The right way to do this is to add an additional filter to the analzyer that makes these modifications for you. Cases of changing things like é to e are easy, but for ü you probably want to support both u and ue. That's a little trickier.
Lucene.Net 1.9.1 has support for this; we should add it once it's checked in.
Marking NEW, since Lucene.Net 1.9.1 is now checked in and merged...
Just adding some bug-intertwine, we need some sort of language detection for this to work.
I don't think this bug depends on 354742. We probably want to strip diacritics regardless of language. There is a Lucene filter (new in 2.0, I believe) for stripping them, we should look into using it: http://cvs.gnome.org/viewcvs/*checkout*/beagle/beagled/Lucene.Net/Analysis/ISOLatin1AccentFilter.cs
FYI, there is another one in the making, a StripLatinDiacriticsFilter https://issues.apache.org/jira/browse/LUCENENET-38
*** Bug 482567 has been marked as a duplicate of this bug. ***
*** Bug 525911 has been marked as a duplicate of this bug. ***
Bug 525911, which I just marked as a dup, is a slight variation on the diacritic problem. It has ligature characters like a combined "fi" that should be searchable with the regular, individual "fi" characters. Attached to that bug is a PDF which illustrates the behavior.
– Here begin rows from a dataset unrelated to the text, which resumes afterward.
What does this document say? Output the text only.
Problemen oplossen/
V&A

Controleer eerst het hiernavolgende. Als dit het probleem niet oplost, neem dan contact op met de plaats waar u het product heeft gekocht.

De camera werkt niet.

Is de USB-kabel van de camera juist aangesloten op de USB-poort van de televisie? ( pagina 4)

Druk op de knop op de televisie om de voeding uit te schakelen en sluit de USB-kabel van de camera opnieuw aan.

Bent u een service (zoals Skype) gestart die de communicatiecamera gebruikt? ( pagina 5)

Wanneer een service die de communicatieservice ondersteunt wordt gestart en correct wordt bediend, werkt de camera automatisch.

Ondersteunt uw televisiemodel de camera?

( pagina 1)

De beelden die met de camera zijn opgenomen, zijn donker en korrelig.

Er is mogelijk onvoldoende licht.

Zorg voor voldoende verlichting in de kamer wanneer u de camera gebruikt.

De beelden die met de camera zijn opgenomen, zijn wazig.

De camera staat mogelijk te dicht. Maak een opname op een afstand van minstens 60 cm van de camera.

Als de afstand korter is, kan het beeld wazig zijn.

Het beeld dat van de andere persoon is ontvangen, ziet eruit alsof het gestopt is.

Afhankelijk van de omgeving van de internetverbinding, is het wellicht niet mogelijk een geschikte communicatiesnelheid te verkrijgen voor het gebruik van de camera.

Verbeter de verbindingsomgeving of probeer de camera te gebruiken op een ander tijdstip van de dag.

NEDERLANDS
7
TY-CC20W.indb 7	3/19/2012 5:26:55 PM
Beagle is not under active development anymore and had its last code changes in early 2011. Its codebase has been archived (see bug 796735): https://gitlab.gnome.org/Archive/beagle/commits/master "tracker" is an available alternative. Closing this report as WONTFIX as part of Bugzilla Housekeeping to reflect reality. Please feel free to reopen this ticket (or rather transfer the project to GNOME Gitlab, as GNOME Bugzilla is deprecated) if anyone takes the responsibility for active development again.